Os Deuses e o Olimpo – depois do adeus, o que fica?

O orgulho, a gratidão e a obrigação de vos dizer Obrigada. Obrigada por levarem o nome de Portugal ao pináculo onde estão representados os melhores dos melhores, os verdadeiros deuses do Olimpo, os que voam mais alto, os que vão mais longe, os que são mais fortes.

Morreu Otelo, e com ele uma série de memórias que nos fazem pender mediante o conjunto de valores que cada um defende, ou a ausência deles. Depois do adeus, o que fica? Fica a descrição exaustiva do “herói de abril” no comando da Pontinha nas operações do Movimento dos Capitães que nos libertaram na manhã gloriosa de 25 de abril de 1974. Ficam as memórias, os registos, os inúmeros testemunhos na primeira pessoa do feito de muitos que se foram dissipando, anónimos e esquecidos, na poeira da história. Fica o mito construído de uma revolução que parece fácil demais, como se de um guião cinematográfico de sucesso, a que não falta o grande final romântico, se tratasse. 

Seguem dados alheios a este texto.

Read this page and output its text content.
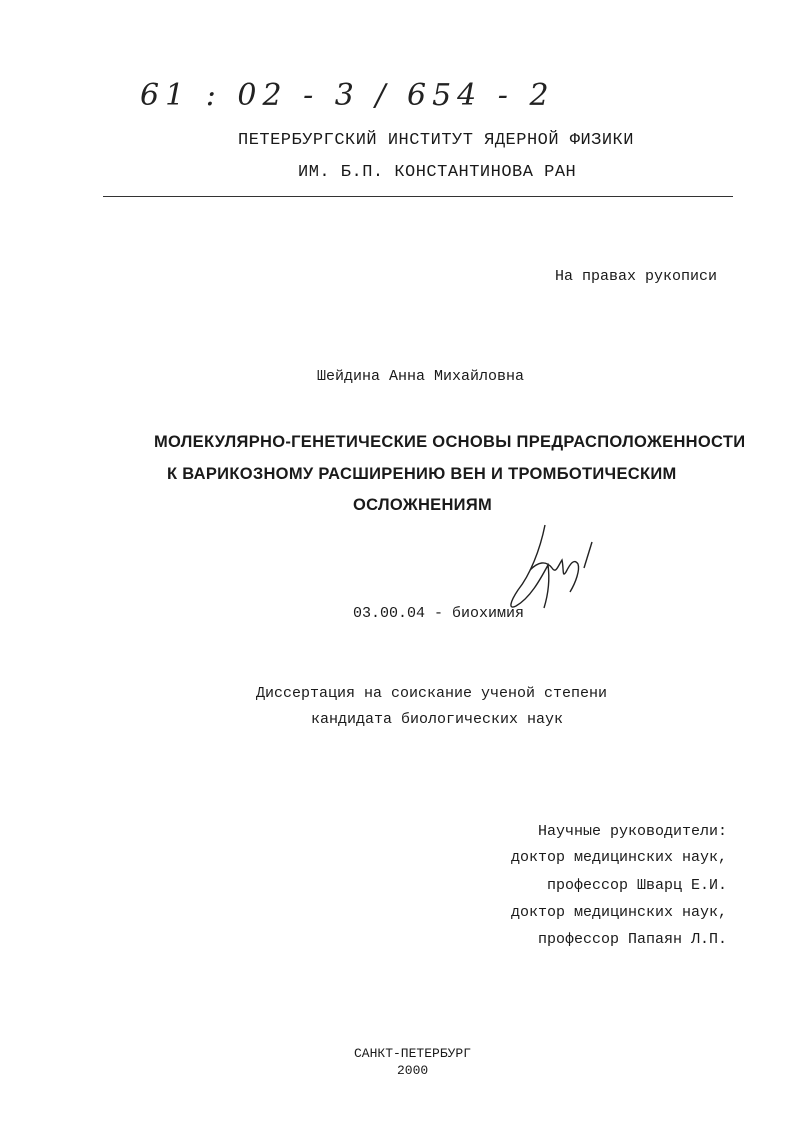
61 : 02 - 3 / 654 - 2
ПЕТЕРБУРГСКИЙ ИНСТИТУТ ЯДЕРНОЙ ФИЗИКИ
ИМ. Б.П. КОНСТАНТИНОВА РАН
На правах рукописи
Шейдина Анна Михайловна
МОЛЕКУЛЯРНО-ГЕНЕТИЧЕСКИЕ ОСНОВЫ ПРЕДРАСПОЛОЖЕННОСТИ
К ВАРИКОЗНОМУ РАСШИРЕНИЮ ВЕН И ТРОМБОТИЧЕСКИМ
ОСЛОЖНЕНИЯМ
03.00.04 - биохимия
Диссертация на соискание ученой степени
кандидата биологических наук
Научные руководители:
доктор медицинских наук,
профессор Шварц Е.И.
доктор медицинских наук,
профессор Папаян Л.П.
САНКТ-ПЕТЕРБУРГ
2000
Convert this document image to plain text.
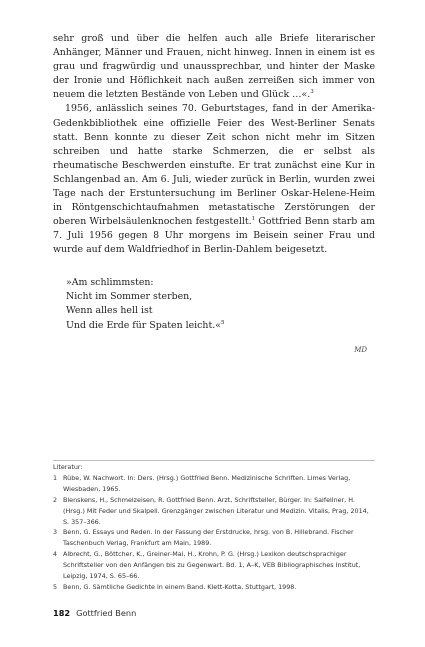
sehr groß und über die helfen auch alle Briefe literarischer Anhänger, Männer und Frauen, nicht hinweg. Innen in einem ist es grau und fragwürdig und unaussprechbar, und hinter der Maske der Ironie und Höflichkeit nach außen zerreißen sich immer von neuem die letzten Bestände von Leben und Glück …«.$^3$

1956, anlässlich seines 70. Geburtstages, fand in der Amerika-Gedenkbibliothek eine offizielle Feier des West-Berliner Senats statt. Benn konnte zu dieser Zeit schon nicht mehr im Sitzen schreiben und hatte starke Schmerzen, die er selbst als rheumatische Beschwerden einstufte. Er trat zunächst eine Kur in Schlangenbad an. Am 6. Juli, wieder zurück in Berlin, wurden zwei Tage nach der Erstuntersuchung im Berliner Oskar-Helene-Heim in Röntgenschichtaufnahmen metastatische Zerstörungen der oberen Wirbelsäulenknochen festgestellt.$^1$ Gottfried Benn starb am 7. Juli 1956 gegen 8 Uhr morgens im Beisein seiner Frau und wurde auf dem Waldfriedhof in Berlin-Dahlem beigesetzt.

»Am schlimmsten:
Nicht im Sommer sterben,
Wenn alles hell ist
Und die Erde für Spaten leicht.«$^5$
MD
Literatur:
1 Rübe, W. Nachwort. In: Ders. (Hrsg.) Gottfried Benn. Medizinische Schriften. Limes Verlag, Wiesbaden, 1965.
2 Blenskens, H., Schmelzeisen, R. Gottfried Benn. Arzt, Schriftsteller, Bürger. In: Salfellner, H. (Hrsg.) Mit Feder und Skalpell. Grenzgänger zwischen Literatur und Medizin. Vitalis, Prag, 2014, S. 357–366.
3 Benn, G. Essays und Reden. In der Fassung der Erstdrucke, hrsg. von B. Hillebrand. Fischer Taschenbuch Verlag, Frankfurt am Main, 1989.
4 Albrecht, G., Böttcher, K., Greiner-Mai, H., Krohn, P. G. (Hrsg.) Lexikon deutschsprachiger Schriftsteller von den Anfängen bis zu Gegenwart. Bd. 1, A–K, VEB Bibliographisches Institut, Leipzig, 1974, S. 65–66.
5 Benn, G. Sämtliche Gedichte in einem Band. Klett-Kotta, Stuttgart, 1998.
182 Gottfried Benn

Mas não fica apenas isso – há outras memórias que não podem ficar esquecidas. Perdura na memória de muitos o seu comando do Copcon, as detenções, a violência, o esbulho, a vingança, a morte. Um mandado de terror que nos encaminhava para uma nova e intimidante ditadura. Lutou pela liberdade, mas não era um democrata, combatia as eleições livres e o regime parlamentar. E quando tudo parecia tão mau, integrou uma organização que espalhava o terror e a morte. Foi condenado, e depois a conveniência política branqueou o lado mau da história.

Tornou-se o símbolo da revolução, mas não podemos esquecer que representa também o abril sem novembro, a caminho de uma ditadura comunista que nenhum capitão desejou. Sabemos e jamais devemos deixar esquecer as gerações vindouras do tanto que lhe devemos, a ele e outros que, naquele momento, naquela alvorada, naquelas circunstâncias, nos libertaram de uma ditadura longa mas já decrépita. Foi ele. Foram eles. Contudo, o grito da liberdade e do pensamento livre que nos proporcionou e que conhecemos é também o mesmo que nos permite discernir e refletir sobre os bons e os maus passos dados no xadrez da vida. Obrigada, Otelo. 

O que fica, depois do adeus? 

Num ano atípico, que dispensa maiores detalhes, e em que as celebramos as Olimpíadas 2020, com um ano de atraso, quase choramos por ver uma das maiores celebrações à diversidade, à pluralidade, ao mérito e à determinação, cheias de bancadas vazias, complexos desportivos sem vibração, sem festa nem aplausos.

Os atletas olímpicos, que conquistaram o direito a representar o seu país na mais importante competição do mundo, à custa de muito sofrimento, de muita dor, de muita dedicação e uma vida inteira de restrições, jogam tudo nas poucas semanas que dura o sonho que custou tantos anos a concretizar.

E o que fica, depois do adeus?

Num instante, em poucos minutos, vivem o sonho e se desfazem outros tantos. Faz parte do jogo – no momento final só três conquistam as medalhas. E vemos os nossos maiores desfeitos em lágrimas porque o maior dos sonhos não aconteceu. É compreensível, é perfeitamente compreensível, mas não podemos aceitar que nos peçam desculpa! Desculpa porquê? Por perseguirem os seus sonhos? Por abdicarem de tudo para poderem estar à altura dos melhores? Por viverem o momento para o qual tanto trabalharam? Nunca! Somos nós quem tem que lhes pedir desculpa por termos a veleidade de exigir medalhas, como se fosse assim simples... querer. São o nosso orgulho, os que ganham, os que não ganham, os que tentam e os que não desistem de lutar, os que se esforçam mesmo quando o corpo não consegue dar mais, os que choram porque os tempos que vivemos lhes destruíram a capacidade física que trabalharam ao longo de tantos anos. Podem chorar, mas orgulhem-se do que conseguiram em nome de Portugal.

O que fica, depois do adeus? 

O orgulho, a gratidão e a obrigação de vos dizer Obrigada. Obrigada por levarem o nome de Portugal ao pináculo onde estão representados os melhores dos melhores, os verdadeiros deuses do Olimpo, os que voam mais alto, os que vão mais longe, os que são mais fortes. Parabéns a todos, e obrigada!